INTERVIEWER: At the end of the decade you find yourself being sworn in by President Carter. How did you feel about the job? Did it seem very daunting? Were you anxious, apprehensive?
PAUL VOLCKER: I suppose [I found it] inevitably daunting.... This all came about rather suddenly, so I didn't have a lot of time to worry about it. But in retrospect it wasn't such a terrible time to become head of the Federal Reserve, because everybody was unhappy with what was happening, and there was an opportunity to make things better. [When] things got better you would have felt some sense of accomplishment, but it was not an easy time then.
INTERVIEWER: Did you feel that inflation was your number one, I think you used the phrase "dragon to slay"?
PAUL VOLCKER: I certainly thought that we had to deal with inflation, and the great advantage I had was [that] finally the country had more or less come to that [same] conclusion. There was this feeling of malaise, to use a term [popular] at the time. There was a kind of great speculative pressure. It was the years when everybody wanted to buy collectibles from New York. The market was booming, and other markets of real things were booming, because people had got the feeling that things were inflating and there was no way you could stop it.
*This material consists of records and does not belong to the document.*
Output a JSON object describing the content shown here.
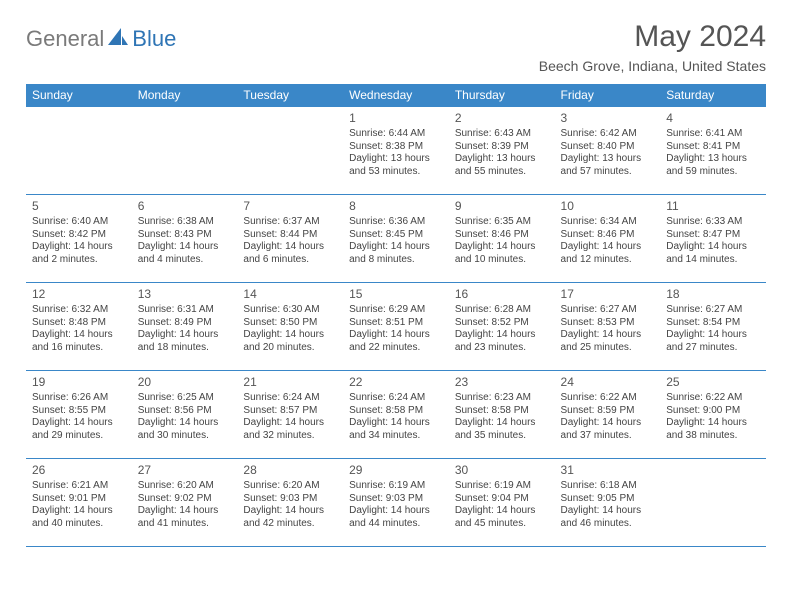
{
  "logo": {
    "part1": "General",
    "part2": "Blue"
  },
  "title": "May 2024",
  "location": "Beech Grove, Indiana, United States",
  "colors": {
    "header_bg": "#3a87c8",
    "header_text": "#ffffff",
    "border": "#3a87c8",
    "logo_gray": "#7a7a7a",
    "logo_blue": "#2f75b5"
  },
  "day_headers": [
    "Sunday",
    "Monday",
    "Tuesday",
    "Wednesday",
    "Thursday",
    "Friday",
    "Saturday"
  ],
  "weeks": [
    [
      null,
      null,
      null,
      {
        "d": "1",
        "sr": "Sunrise: 6:44 AM",
        "ss": "Sunset: 8:38 PM",
        "dl": "Daylight: 13 hours and 53 minutes."
      },
      {
        "d": "2",
        "sr": "Sunrise: 6:43 AM",
        "ss": "Sunset: 8:39 PM",
        "dl": "Daylight: 13 hours and 55 minutes."
      },
      {
        "d": "3",
        "sr": "Sunrise: 6:42 AM",
        "ss": "Sunset: 8:40 PM",
        "dl": "Daylight: 13 hours and 57 minutes."
      },
      {
        "d": "4",
        "sr": "Sunrise: 6:41 AM",
        "ss": "Sunset: 8:41 PM",
        "dl": "Daylight: 13 hours and 59 minutes."
      }
    ],
    [
      {
        "d": "5",
        "sr": "Sunrise: 6:40 AM",
        "ss": "Sunset: 8:42 PM",
        "dl": "Daylight: 14 hours and 2 minutes."
      },
      {
        "d": "6",
        "sr": "Sunrise: 6:38 AM",
        "ss": "Sunset: 8:43 PM",
        "dl": "Daylight: 14 hours and 4 minutes."
      },
      {
        "d": "7",
        "sr": "Sunrise: 6:37 AM",
        "ss": "Sunset: 8:44 PM",
        "dl": "Daylight: 14 hours and 6 minutes."
      },
      {
        "d": "8",
        "sr": "Sunrise: 6:36 AM",
        "ss": "Sunset: 8:45 PM",
        "dl": "Daylight: 14 hours and 8 minutes."
      },
      {
        "d": "9",
        "sr": "Sunrise: 6:35 AM",
        "ss": "Sunset: 8:46 PM",
        "dl": "Daylight: 14 hours and 10 minutes."
      },
      {
        "d": "10",
        "sr": "Sunrise: 6:34 AM",
        "ss": "Sunset: 8:46 PM",
        "dl": "Daylight: 14 hours and 12 minutes."
      },
      {
        "d": "11",
        "sr": "Sunrise: 6:33 AM",
        "ss": "Sunset: 8:47 PM",
        "dl": "Daylight: 14 hours and 14 minutes."
      }
    ],
    [
      {
        "d": "12",
        "sr": "Sunrise: 6:32 AM",
        "ss": "Sunset: 8:48 PM",
        "dl": "Daylight: 14 hours and 16 minutes."
      },
      {
        "d": "13",
        "sr": "Sunrise: 6:31 AM",
        "ss": "Sunset: 8:49 PM",
        "dl": "Daylight: 14 hours and 18 minutes."
      },
      {
        "d": "14",
        "sr": "Sunrise: 6:30 AM",
        "ss": "Sunset: 8:50 PM",
        "dl": "Daylight: 14 hours and 20 minutes."
      },
      {
        "d": "15",
        "sr": "Sunrise: 6:29 AM",
        "ss": "Sunset: 8:51 PM",
        "dl": "Daylight: 14 hours and 22 minutes."
      },
      {
        "d": "16",
        "sr": "Sunrise: 6:28 AM",
        "ss": "Sunset: 8:52 PM",
        "dl": "Daylight: 14 hours and 23 minutes."
      },
      {
        "d": "17",
        "sr": "Sunrise: 6:27 AM",
        "ss": "Sunset: 8:53 PM",
        "dl": "Daylight: 14 hours and 25 minutes."
      },
      {
        "d": "18",
        "sr": "Sunrise: 6:27 AM",
        "ss": "Sunset: 8:54 PM",
        "dl": "Daylight: 14 hours and 27 minutes."
      }
    ],
    [
      {
        "d": "19",
        "sr": "Sunrise: 6:26 AM",
        "ss": "Sunset: 8:55 PM",
        "dl": "Daylight: 14 hours and 29 minutes."
      },
      {
        "d": "20",
        "sr": "Sunrise: 6:25 AM",
        "ss": "Sunset: 8:56 PM",
        "dl": "Daylight: 14 hours and 30 minutes."
      },
      {
        "d": "21",
        "sr": "Sunrise: 6:24 AM",
        "ss": "Sunset: 8:57 PM",
        "dl": "Daylight: 14 hours and 32 minutes."
      },
      {
        "d": "22",
        "sr": "Sunrise: 6:24 AM",
        "ss": "Sunset: 8:58 PM",
        "dl": "Daylight: 14 hours and 34 minutes."
      },
      {
        "d": "23",
        "sr": "Sunrise: 6:23 AM",
        "ss": "Sunset: 8:58 PM",
        "dl": "Daylight: 14 hours and 35 minutes."
      },
      {
        "d": "24",
        "sr": "Sunrise: 6:22 AM",
        "ss": "Sunset: 8:59 PM",
        "dl": "Daylight: 14 hours and 37 minutes."
      },
      {
        "d": "25",
        "sr": "Sunrise: 6:22 AM",
        "ss": "Sunset: 9:00 PM",
        "dl": "Daylight: 14 hours and 38 minutes."
      }
    ],
    [
      {
        "d": "26",
        "sr": "Sunrise: 6:21 AM",
        "ss": "Sunset: 9:01 PM",
        "dl": "Daylight: 14 hours and 40 minutes."
      },
      {
        "d": "27",
        "sr": "Sunrise: 6:20 AM",
        "ss": "Sunset: 9:02 PM",
        "dl": "Daylight: 14 hours and 41 minutes."
      },
      {
        "d": "28",
        "sr": "Sunrise: 6:20 AM",
        "ss": "Sunset: 9:03 PM",
        "dl": "Daylight: 14 hours and 42 minutes."
      },
      {
        "d": "29",
        "sr": "Sunrise: 6:19 AM",
        "ss": "Sunset: 9:03 PM",
        "dl": "Daylight: 14 hours and 44 minutes."
      },
      {
        "d": "30",
        "sr": "Sunrise: 6:19 AM",
        "ss": "Sunset: 9:04 PM",
        "dl": "Daylight: 14 hours and 45 minutes."
      },
      {
        "d": "31",
        "sr": "Sunrise: 6:18 AM",
        "ss": "Sunset: 9:05 PM",
        "dl": "Daylight: 14 hours and 46 minutes."
      },
      null
    ]
  ]
}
INTERVIEWER: What did you see of the risks? Were you concerned about the future of democracy if this went unchecked?
PAUL VOLCKER: I'm not sure I was worried about the future of democracy. I was certainly worried about the future of the United States in terms of its place in the world. I grew up in a generation where you naturally look upon the United States as being the last great hope of mankind. We were the dominant economic power, the dominant military power, [and] the dominant security power. By and large we were in favor of the right things, and [if] we weren't strong economically, we weren't going to be able to carry out what I saw as reasonable responsibilities in the world.
INTERVIEWER: You used to talk about slaying inflationary dragons. What did you set out to do?
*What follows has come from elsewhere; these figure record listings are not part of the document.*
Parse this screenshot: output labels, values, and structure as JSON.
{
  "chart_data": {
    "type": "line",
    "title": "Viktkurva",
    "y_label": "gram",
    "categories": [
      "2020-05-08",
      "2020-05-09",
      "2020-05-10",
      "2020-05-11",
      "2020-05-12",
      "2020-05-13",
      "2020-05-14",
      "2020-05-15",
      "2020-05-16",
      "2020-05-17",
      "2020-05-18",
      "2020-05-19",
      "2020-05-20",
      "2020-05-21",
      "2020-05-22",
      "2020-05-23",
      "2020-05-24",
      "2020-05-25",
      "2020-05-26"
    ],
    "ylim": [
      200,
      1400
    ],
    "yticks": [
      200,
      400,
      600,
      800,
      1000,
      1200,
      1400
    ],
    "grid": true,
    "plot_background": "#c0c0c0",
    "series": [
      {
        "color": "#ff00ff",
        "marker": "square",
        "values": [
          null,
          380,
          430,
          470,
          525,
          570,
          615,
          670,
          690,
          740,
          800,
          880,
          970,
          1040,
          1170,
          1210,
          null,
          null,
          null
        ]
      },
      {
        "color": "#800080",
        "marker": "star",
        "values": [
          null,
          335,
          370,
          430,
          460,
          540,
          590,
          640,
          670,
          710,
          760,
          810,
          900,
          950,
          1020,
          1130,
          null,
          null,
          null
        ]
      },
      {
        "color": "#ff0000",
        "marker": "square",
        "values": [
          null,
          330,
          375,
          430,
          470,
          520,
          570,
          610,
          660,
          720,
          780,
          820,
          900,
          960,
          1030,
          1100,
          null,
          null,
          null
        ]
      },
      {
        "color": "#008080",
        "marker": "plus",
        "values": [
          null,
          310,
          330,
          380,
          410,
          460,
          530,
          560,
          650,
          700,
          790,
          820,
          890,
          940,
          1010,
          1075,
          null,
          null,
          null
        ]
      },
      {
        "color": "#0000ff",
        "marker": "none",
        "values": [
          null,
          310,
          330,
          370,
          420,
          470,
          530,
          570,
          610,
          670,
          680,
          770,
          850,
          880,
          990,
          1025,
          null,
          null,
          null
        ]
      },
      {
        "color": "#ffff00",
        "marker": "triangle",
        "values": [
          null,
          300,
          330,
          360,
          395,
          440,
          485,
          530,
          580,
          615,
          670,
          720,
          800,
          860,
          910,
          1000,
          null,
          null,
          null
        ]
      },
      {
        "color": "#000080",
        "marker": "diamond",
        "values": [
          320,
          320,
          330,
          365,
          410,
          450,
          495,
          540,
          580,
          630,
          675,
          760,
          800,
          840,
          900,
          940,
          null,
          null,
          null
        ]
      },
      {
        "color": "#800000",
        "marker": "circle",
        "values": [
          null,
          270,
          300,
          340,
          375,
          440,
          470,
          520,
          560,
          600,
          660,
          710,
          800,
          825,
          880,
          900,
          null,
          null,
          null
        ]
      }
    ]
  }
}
PAUL VOLCKER: I certainly thought that inflation was a dragon that was eating at our innards, or more than our innards, and if anybody was going to deal with this it was going to have to be the Federal Reserve. I saw a lot of roles, not just my personal role, but [also] the need was to slay that dragon.
INTERVIEWER: Can you in general terms explain what you did?
PAUL VOLCKER: That's a complicated story, but what we did, against a background of increasing unease about inflation and increasing unease about the performance of the economy, was to face up to the need and [take charge of] monetary policy and control of the money supply, to accept the proposition that at the end of the day inflation is dependent upon inflationary monetary growth, too much money growth, too much credit growth, and we set out to make that point and say that we've just got to stop this and draw some kind of a line in the sand about how much money and credit growth was appropriate. In doing so, the effect was to push interest rates up in the short run, because people were expecting inflation; they were perfectly willing to borrow. It was a good thing to borrow when you expect inflation, and the borrowing came up against a limited supply of money and credit. Interest rates were way up, and sooner or later that was bound to have an effect on the economy. It did, and we had a severe recession, but we came out of that recession with a very strong movement called price stability and also with strong economic growth.
Now my view always was, and has remained, that the way the economy was behaving, sooner or later you were probably going to have a recession. There was a feeling that the Federal Reserve created the recession. I think economic conditions created the recession. That created the underlying conditions and imbalances that sooner or later were going to give you a recession. Better to deal with it sooner rather than later.